Prende la parola la Valedictorian, figura di cui ignoravo l’esistenza. È colui o colei che si è distinto per meriti accademici in tutto in corso di studi. Ha il volto di una ragazza bruna molto bella. I suoi tratti ricordano l’India ma lei racconta di aver vissuto negli Stati Uniti tutta la sua giovane vita. Ha una parola dolce per tutti. Ringrazia i professori, i collaboratori scolastici, i compagni e non dimentica i suoi genitori per aver creduto in lei sempre, anche nei momenti in cui lei stessa faceva fatica. Io per osmosi materna mi commuovo, i suoi genitori sono certa che nascosti tra la folla, avranno giustamente gli occhi pieni di orgoglio.
La Valedictorian conclude con un riferimento alla strage di Uvalde.

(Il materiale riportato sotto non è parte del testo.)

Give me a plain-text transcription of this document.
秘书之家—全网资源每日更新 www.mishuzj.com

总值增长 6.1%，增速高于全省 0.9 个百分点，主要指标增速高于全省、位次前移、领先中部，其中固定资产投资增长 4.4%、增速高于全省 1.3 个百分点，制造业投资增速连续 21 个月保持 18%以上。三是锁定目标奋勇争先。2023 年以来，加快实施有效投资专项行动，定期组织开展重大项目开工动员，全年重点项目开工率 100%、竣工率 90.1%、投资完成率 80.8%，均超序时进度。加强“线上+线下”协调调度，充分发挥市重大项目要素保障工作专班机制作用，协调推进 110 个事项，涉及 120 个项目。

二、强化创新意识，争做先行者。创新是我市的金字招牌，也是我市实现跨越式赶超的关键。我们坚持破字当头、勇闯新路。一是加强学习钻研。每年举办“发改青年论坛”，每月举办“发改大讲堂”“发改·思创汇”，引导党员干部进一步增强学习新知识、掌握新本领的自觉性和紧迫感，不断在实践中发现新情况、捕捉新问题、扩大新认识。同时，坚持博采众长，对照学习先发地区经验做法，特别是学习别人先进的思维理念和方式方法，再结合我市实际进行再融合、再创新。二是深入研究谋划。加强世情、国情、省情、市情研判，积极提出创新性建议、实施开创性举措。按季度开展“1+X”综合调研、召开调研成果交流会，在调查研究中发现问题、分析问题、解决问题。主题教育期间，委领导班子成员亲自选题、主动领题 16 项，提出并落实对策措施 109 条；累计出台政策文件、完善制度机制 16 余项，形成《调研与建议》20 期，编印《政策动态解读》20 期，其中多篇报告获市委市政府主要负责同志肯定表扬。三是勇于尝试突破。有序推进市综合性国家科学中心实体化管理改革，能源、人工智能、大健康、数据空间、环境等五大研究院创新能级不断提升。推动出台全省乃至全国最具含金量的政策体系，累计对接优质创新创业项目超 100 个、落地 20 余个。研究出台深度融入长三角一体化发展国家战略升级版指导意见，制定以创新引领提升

È troppo sveglia questa ragazza da non sapere che la strada è lunga, che per sradicare alcune culture insane ci vuole tempo. Lo dice a voce chiara, lo sguardo si fa intenso ma il tema è delicato e lei sa, a giusta ragione, che proprio sui nostri spalti qualcuno non la pensa proprio come lei e che magari proprio oggi non applaudirà affatto il suo discorso.
La cerimonia volge quasi al termine e la proclamazione avviene attraverso il rito di passaggio del ciondolo del cappello da un lato all’altro. Da destra verso sinistra come le pagine di un libro.
Credo rappresenti appunto la chiusura materiale di un capitolo, il passo, la traversata dalla scuola al mondo adulto. Da oggi non si scherza più, da oggi la scuola non li proteggerà più, da oggi il futuro è davvero nelle loro mani.
“ Congratulations Class of 2022 “
La voce è solenne e gli applausi festosi e coinvolgenti.
Poi tutti fuori per il famoso lancio dei cappelli, e abbracci, foto e grandi sorrisi.
Vedo volare i cappelli nel cielo, che è azzurro ma ha alcune nubi. I cappelli volano a diverse altezze come a diverse altitudini sarà la vita di questi ragazzi a seconda di quanto decideranno di lanciarsi.
Due cose rimangono per me importanti di questo lancio che li porterà lontano. La prima è non perdere mai d’occhio la felicità nelle cose che si fanno, non sottovalutarla mai. La seconda la prendo in prestito dalle parole del Preside che ha fatto tanti discorsi importanti oggi. Sulla vita, sul futuro, sulle persone che incontreranno sul loro cammino. E tra le mille raccomandazioni ha concluso dicendo :“Ricordatevi di chiamare vostra madre almeno una volta al giorno “. Hanno riso tutti.
Io invece, come la più classica delle mamme italiane, ho applaudito concorde.